Results: The study closed to accrual on January 31, 2023 following enrollment of 42 pts (26 male/16 female) with a median age of 54 (Range 30-73). Among enrolled pts, 19 had Ph-negative B ALL and 23 had B-cell NHL. All pts underwent reduced-intensity conditioning alloBMT using a regimen of fludarabine, cyclophosphamide, and total body irradiation. Median prior lines of therapy were 2 (range 1-6). Additional transplant details are presented in Table 1. All B ALL pts were in an MRD-negative CR by flow cytometry at a sensitivity of 0.01% at alloBMT. All pts received a single cycle of therapy. Pts started blina a median of 137 days post-transplant (range, 90-182). Four pts failed to complete a full cycle due to G4 transaminitis (1), G4 neutropenia (1), relapse (1), and patient preference in the setting of tremors (1). Grade 3 or 4 adverse events felt to be at least possibly related to the study drug included G3 neutropenia (7%), G4 neutropenia (19%), anemia (5%), G3 ALT (5%), G4 AST (2%), G3 AST (2%), and neurotoxicity (7%). Two pts (5%) developed chronic GVHD following blina requiring the resumption of immunosuppression. At a median follow-up of 40 months post-alloBMT, the 3-year relapse-free survival is 73% (95% CI 54-85%) due to a 24% (95% CI 12-39%) incidence of relapse and a 4% (95% CI 0-17%) incidence of non-relapse mortality, as shown in Figure 2. All 3 (100%) relapsed B ALL pts and 2/6 (33%) relapsed B NHL pts presented with CNS involvement. Four pts with CNS relapse (80%) had CNS involvement prior to alloBMT. Among 2 pts who died without relapse, 1 was unrelated to alloBMT, while the other died of therapy-related myeloid neoplasm. Data on biomarkers including changes in T cell subpopulations in both BM and PB, and co-signaling molecule expression will be presented.
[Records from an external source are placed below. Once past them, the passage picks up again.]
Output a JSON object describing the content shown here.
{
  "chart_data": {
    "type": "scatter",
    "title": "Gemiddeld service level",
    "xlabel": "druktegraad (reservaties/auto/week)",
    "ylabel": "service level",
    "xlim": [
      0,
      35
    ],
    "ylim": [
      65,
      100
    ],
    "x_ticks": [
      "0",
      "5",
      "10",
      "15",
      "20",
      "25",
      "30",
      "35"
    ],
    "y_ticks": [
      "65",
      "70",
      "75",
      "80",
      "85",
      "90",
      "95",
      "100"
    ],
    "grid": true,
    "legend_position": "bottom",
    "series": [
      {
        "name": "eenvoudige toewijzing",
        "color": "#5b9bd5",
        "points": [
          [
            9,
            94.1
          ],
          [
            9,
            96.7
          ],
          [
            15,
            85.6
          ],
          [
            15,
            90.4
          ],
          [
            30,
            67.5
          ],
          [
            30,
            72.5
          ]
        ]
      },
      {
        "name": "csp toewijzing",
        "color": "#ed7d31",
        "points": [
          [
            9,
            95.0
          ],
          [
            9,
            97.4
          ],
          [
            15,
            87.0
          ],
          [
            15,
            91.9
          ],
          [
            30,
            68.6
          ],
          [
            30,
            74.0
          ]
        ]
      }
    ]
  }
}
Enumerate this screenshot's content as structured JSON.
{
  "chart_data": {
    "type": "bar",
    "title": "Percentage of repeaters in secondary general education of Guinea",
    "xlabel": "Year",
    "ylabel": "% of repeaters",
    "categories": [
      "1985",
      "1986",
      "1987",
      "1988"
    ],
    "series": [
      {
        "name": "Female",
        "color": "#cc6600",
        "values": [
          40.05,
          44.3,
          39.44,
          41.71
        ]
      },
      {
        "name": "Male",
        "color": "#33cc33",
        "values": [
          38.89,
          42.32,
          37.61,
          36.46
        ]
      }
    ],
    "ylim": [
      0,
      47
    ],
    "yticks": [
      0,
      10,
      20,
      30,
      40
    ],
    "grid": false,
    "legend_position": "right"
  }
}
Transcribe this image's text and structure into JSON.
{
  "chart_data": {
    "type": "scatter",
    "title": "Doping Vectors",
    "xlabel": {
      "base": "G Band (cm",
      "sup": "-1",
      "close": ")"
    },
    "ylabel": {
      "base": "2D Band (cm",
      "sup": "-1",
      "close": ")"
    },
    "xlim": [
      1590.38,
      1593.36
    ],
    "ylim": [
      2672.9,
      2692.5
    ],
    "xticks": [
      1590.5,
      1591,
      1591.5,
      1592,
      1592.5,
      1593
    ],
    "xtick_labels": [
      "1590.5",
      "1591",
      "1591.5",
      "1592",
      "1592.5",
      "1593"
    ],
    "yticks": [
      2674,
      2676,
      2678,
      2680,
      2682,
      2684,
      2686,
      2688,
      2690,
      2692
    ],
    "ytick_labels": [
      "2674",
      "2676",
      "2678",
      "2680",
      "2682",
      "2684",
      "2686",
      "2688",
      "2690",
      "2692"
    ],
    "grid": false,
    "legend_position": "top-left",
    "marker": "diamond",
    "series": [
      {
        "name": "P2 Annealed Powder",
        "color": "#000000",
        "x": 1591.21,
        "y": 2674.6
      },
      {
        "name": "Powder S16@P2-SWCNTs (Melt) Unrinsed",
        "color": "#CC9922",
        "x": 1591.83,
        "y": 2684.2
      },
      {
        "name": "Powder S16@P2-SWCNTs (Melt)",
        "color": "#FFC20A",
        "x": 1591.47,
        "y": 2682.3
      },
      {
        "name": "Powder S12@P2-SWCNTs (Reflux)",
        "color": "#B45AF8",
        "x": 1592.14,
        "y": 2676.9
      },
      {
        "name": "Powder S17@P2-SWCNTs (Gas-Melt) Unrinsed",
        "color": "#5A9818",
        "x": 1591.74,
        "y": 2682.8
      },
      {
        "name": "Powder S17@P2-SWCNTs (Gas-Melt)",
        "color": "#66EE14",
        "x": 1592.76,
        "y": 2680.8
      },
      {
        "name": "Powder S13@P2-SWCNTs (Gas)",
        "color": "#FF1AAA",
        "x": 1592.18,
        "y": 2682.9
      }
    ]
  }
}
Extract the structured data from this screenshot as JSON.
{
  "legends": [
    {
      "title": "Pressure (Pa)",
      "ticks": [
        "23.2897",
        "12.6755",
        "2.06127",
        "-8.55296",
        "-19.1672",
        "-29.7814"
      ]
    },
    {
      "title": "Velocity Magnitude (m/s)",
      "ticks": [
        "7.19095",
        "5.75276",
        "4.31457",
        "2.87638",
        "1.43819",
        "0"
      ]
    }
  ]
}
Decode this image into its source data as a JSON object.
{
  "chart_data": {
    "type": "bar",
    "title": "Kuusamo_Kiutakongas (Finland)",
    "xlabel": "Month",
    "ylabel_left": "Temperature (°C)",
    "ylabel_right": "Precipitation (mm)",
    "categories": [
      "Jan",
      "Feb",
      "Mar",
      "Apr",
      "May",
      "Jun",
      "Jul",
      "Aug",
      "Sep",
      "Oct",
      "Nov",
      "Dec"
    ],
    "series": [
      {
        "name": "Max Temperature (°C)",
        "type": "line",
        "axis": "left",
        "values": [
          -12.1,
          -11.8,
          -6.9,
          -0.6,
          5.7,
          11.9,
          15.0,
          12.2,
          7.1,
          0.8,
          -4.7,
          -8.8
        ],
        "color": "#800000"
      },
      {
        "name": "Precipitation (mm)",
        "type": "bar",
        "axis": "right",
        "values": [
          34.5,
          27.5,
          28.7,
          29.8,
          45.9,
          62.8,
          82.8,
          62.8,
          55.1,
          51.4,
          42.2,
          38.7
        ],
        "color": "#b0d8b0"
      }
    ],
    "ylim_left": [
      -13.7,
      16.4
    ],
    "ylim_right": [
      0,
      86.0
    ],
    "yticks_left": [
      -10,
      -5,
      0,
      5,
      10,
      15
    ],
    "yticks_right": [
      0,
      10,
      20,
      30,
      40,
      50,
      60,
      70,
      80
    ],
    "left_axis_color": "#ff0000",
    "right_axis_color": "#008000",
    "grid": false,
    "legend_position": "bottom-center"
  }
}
Conclusions: Post-alloBMT maintenance therapy with blina is feasible with minimal toxicity in pts off immunosuppression. Initial survival outcomes are promising with the majority of relapses involving the CNS. A randomized trial of maintenance with blina after alloBMT with PTCy is needed to confirm efficacy in this high-risk population.